The southern ice cloud shows up in the far infrared and is evidence that an important pattern of global air circulation on Titan has reversed direction. When Cassini first observed the circulation pattern, warm air from the southern hemisphere was rising high in the atmosphere and got transported to the cold north pole. There, the air cooled and sank down to lower layers of the atmosphere, where it formed ice clouds. A similar pattern, called a Hadley cell, carries warm, moist air from Earth's tropics to the cooler middle latitudes.
Scientists predicted a reversal of this circulation once Titan's north pole began to warm and its south pole began to cool. The official transition from winter to spring at Titan's north pole occurred in August 2009, but researchers didn't know when this reversal would happen or how long it would take.
The first signs of reversal came in early 2012, shortly after the start of southern autumn on Titan, when Cassini data revealed the presence of a high-altitude "haze hood" and a swirling polar vortex at the south pole. Later, infrared observations of Titan's winds and temperatures made by CIRS provided definitive evidence of air sinking, rather than upwelling, at the south pole. Looking back through the data, the team narrowed down the circulation change to within six months of the 2009 equinox. CIRS didn't detect the southern ice cloud until July 2012, a few months after the haze and vortex were spotted in the south.

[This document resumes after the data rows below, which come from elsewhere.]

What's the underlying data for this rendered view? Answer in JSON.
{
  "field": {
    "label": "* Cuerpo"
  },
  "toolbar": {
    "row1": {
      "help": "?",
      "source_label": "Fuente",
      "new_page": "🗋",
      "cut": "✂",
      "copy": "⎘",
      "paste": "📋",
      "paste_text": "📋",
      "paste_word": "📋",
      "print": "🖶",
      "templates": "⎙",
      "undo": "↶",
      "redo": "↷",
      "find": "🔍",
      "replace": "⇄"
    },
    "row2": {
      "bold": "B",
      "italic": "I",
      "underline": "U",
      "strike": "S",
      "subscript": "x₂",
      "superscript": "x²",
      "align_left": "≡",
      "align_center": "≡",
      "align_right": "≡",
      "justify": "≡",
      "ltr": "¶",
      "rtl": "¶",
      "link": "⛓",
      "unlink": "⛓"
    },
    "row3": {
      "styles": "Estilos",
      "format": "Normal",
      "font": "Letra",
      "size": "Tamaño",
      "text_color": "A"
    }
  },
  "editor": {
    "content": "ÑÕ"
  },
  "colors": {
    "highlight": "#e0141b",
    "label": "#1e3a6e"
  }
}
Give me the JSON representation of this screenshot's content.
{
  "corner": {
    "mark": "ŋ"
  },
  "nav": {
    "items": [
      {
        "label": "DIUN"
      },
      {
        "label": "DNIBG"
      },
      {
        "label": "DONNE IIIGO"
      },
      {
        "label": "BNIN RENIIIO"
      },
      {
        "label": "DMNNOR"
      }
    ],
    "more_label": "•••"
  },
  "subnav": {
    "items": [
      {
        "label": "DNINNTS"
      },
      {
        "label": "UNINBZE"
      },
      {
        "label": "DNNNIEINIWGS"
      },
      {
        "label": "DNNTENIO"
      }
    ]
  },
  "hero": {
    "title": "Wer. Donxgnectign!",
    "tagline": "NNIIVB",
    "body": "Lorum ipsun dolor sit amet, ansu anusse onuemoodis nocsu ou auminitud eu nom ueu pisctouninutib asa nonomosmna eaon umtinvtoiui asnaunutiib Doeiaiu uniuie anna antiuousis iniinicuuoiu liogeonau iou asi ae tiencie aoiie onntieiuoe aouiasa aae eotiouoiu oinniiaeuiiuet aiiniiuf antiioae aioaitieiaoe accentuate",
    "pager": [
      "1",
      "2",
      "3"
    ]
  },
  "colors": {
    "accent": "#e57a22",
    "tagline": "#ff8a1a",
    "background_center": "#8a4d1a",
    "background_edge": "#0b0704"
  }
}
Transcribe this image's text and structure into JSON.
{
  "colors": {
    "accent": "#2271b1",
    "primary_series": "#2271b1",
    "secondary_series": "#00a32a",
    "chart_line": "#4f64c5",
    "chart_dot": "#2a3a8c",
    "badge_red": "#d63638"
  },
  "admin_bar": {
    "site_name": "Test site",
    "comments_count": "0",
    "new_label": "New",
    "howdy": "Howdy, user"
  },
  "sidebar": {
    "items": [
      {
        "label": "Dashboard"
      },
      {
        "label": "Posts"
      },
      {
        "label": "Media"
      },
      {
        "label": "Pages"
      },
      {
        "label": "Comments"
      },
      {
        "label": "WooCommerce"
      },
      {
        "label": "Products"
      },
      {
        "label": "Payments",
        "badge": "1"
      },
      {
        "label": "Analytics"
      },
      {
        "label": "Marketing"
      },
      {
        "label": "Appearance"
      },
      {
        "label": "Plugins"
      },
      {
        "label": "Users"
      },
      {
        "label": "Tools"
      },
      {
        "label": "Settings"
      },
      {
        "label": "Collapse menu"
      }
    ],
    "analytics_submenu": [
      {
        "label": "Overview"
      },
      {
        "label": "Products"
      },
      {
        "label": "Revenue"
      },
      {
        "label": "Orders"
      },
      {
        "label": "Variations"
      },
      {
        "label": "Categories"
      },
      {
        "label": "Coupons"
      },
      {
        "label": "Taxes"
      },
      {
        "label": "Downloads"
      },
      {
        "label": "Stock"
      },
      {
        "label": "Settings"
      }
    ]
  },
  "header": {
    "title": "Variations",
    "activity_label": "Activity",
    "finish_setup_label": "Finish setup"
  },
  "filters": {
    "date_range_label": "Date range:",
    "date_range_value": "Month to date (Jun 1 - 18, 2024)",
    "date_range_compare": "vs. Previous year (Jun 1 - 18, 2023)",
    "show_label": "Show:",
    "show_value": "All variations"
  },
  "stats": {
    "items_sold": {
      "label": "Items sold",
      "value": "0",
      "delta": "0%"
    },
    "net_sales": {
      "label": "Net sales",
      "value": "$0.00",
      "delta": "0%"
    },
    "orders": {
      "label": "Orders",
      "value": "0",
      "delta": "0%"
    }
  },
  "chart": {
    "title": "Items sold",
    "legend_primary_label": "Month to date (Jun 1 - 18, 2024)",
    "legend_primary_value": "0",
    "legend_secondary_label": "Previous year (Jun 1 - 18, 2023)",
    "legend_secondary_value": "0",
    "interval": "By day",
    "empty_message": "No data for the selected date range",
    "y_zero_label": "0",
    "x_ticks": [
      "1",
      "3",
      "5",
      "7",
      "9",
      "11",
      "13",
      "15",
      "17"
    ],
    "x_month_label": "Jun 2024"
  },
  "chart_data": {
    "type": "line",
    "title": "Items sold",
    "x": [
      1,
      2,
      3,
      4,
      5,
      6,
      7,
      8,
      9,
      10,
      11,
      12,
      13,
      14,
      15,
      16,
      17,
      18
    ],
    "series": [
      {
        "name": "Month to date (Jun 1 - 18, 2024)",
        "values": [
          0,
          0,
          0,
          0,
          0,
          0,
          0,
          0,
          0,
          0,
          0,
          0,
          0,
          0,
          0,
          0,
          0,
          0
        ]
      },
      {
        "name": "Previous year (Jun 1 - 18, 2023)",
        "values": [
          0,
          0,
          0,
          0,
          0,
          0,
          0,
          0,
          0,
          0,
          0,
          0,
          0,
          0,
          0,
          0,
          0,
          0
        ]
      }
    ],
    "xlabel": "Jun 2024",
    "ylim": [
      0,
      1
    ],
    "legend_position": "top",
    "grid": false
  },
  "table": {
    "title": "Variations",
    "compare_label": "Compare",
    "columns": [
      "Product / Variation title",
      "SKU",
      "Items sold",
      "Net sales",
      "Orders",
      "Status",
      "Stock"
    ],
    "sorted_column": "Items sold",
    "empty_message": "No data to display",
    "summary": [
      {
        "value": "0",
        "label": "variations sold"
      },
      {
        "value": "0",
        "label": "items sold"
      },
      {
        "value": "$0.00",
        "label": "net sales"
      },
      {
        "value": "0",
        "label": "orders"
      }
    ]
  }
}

"This lag makes sense, because first the new circulation pattern has to bring loads and loads of gases to the south pole. Then the air has to sink. The ices have to condense. And the pole has to be under enough shadow to protect the vapors that condense to form those ices," said Carrie Anderson, a CIRS team member and Cassini participating scientist at NASA Goddard.
So far, the identity of the ice in these clouds is unknown, though they have ruled out simple chemicals, such as methane, ethane and hydrogen cyanide, that are typically associated with Titan. One possibility is that species X, as some team members call the ice, could be a mixture of organic compounds.
"What's happening at Titan's poles has some analogy to Earth and to our ozone holes," said the CIRS Principal Investigator, NASA Goddard's F. Michael Flasar. "And on Earth, the ices in the high polar clouds aren't just window dressing: they play a role in releasing the chlorine that destroys ozone. How this affects Titan chemistry is still unknown. So it's important to learn as much as we can about this phenomenon, wherever we find it."
The Cassini-Huygens mission, which is a cooperative project of NASA, the European Space Agency and the Italian Space Agency, launched in October 1997 and arrived in Saturn's orbit on June 1, 2004.
The Huygens probe landed on the surface of Titan in January 2005, providing valuable data about the nature of Saturn's largest moon.
NASA's Jet Propulsion Laboratory (JPL) based in Pasadena, California, a division of the California Institute of Technology, manages the overall mission for NASA.